I slackened my pace as I walked past the Paint Shop since it was considered exceptionally low-hued to gawp, and stepping inside was almost taboo, as I had no business to be there. Some of the hues in the window display I recognized, such as the single shade of yellow that often graced daffodils, lemons, bananas and gorse, but there were others, too—wild and sultry shades of blue that I’d never seen before, a cheeky pale yellow that might color who-knows-what and a wanton mauve that gave me a fizzy feeling down below.

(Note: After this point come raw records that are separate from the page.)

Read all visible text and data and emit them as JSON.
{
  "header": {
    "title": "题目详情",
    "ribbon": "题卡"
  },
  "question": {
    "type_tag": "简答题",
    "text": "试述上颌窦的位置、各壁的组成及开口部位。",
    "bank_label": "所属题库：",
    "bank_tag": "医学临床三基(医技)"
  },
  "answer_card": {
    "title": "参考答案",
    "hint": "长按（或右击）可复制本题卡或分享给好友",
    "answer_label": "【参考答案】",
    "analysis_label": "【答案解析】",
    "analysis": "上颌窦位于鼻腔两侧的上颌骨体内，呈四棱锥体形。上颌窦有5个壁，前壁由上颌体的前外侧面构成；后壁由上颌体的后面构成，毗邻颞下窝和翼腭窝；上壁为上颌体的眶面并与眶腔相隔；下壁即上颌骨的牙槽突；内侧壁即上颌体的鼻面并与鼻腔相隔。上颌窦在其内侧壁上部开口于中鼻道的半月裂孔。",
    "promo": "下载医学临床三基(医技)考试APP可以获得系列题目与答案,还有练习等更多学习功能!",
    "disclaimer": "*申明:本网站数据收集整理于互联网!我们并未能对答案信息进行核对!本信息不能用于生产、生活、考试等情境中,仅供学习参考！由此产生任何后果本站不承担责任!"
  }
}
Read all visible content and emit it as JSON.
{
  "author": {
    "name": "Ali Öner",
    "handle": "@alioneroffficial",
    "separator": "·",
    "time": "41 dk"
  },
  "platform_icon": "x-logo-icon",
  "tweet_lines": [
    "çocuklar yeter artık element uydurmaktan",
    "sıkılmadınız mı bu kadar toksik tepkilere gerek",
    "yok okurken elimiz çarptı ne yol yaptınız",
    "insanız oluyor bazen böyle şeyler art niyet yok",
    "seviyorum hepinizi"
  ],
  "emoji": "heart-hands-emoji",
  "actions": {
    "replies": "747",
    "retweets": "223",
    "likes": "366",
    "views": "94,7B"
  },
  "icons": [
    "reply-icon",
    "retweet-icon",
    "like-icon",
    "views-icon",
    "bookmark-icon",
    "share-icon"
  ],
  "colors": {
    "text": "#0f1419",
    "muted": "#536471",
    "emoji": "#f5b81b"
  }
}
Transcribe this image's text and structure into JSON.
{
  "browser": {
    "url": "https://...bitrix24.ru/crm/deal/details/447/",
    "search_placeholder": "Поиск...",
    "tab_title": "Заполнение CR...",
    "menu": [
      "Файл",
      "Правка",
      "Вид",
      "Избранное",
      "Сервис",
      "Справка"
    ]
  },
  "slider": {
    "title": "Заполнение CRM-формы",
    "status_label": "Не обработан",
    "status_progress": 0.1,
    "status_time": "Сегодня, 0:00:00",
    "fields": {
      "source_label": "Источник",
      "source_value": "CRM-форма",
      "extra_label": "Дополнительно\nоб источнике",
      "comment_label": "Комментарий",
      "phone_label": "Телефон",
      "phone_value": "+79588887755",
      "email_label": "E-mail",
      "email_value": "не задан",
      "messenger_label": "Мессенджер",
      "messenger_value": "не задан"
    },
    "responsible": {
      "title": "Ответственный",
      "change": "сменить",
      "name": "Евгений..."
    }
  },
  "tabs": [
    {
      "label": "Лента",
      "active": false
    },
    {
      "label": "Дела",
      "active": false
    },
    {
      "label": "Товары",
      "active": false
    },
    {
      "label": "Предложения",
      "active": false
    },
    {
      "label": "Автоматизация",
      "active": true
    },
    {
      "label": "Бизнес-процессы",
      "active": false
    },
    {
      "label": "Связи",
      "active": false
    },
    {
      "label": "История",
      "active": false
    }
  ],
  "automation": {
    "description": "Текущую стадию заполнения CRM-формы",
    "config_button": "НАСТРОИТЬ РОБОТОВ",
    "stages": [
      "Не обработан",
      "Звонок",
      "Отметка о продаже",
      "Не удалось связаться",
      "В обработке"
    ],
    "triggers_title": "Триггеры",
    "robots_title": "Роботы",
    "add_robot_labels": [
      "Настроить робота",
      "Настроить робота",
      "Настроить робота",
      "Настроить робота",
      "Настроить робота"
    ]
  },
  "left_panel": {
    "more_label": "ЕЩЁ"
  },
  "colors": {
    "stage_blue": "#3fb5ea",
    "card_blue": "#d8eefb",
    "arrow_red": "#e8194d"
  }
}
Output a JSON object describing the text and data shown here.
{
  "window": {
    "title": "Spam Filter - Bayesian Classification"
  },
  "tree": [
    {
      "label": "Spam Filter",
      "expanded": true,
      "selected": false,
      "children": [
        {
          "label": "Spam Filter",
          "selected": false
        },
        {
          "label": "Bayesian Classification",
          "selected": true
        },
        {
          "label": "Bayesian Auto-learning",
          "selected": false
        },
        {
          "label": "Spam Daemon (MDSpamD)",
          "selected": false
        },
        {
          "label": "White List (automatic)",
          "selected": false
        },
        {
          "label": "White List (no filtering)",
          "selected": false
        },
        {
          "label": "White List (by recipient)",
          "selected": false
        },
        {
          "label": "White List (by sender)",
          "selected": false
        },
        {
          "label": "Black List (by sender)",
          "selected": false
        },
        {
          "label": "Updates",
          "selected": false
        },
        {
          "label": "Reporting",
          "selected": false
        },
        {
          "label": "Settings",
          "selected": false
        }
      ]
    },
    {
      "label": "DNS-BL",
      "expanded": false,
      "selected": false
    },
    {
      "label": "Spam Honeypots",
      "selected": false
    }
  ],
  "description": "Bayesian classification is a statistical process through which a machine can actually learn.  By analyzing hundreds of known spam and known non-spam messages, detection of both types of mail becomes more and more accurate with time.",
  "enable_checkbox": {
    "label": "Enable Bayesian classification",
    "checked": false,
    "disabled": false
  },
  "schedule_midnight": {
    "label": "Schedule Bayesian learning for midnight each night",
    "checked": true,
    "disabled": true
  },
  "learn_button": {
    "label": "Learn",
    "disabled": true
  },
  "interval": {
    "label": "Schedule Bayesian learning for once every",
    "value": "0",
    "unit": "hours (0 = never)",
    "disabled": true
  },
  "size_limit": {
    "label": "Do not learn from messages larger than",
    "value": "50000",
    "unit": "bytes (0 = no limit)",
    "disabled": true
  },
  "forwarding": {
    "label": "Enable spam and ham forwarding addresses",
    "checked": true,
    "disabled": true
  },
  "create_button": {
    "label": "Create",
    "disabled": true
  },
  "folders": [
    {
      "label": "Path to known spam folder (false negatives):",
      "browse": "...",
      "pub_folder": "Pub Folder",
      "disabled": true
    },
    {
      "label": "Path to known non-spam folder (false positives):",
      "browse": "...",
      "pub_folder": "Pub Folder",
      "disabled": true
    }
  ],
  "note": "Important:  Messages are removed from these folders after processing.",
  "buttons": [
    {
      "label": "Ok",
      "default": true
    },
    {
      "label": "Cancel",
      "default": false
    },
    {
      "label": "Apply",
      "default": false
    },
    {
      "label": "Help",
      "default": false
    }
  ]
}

On the cans I noted familiar terms like umber, chartreuse, gordini, dead salmon, lilac, blouse, turquoise and aquamarine, and others that I hadn’t heard before, such as cornsilk, rectory, jaguar, old string, chiffon and suffield. It was all very eye-worthy. I slowed my pace even more when we passed the door, for the interior was as brightly decorated as the exterior, with chatty and hue-savvy National Color salespeople helping prefects from the outlying villages with their choices for communal glory. Our prefects would have come to a place very like this to negotiate a price for the terre verte that now graced our town hall, and so would have Mr. Oxblood. Constance’s family was wealthy enough to have its own bespoke colors mixed—wild, crowd-pleasing shades of etruscan and klein to free the spirit and tremble the cortex during the Oxbloods’ annual panchromatic garden parties.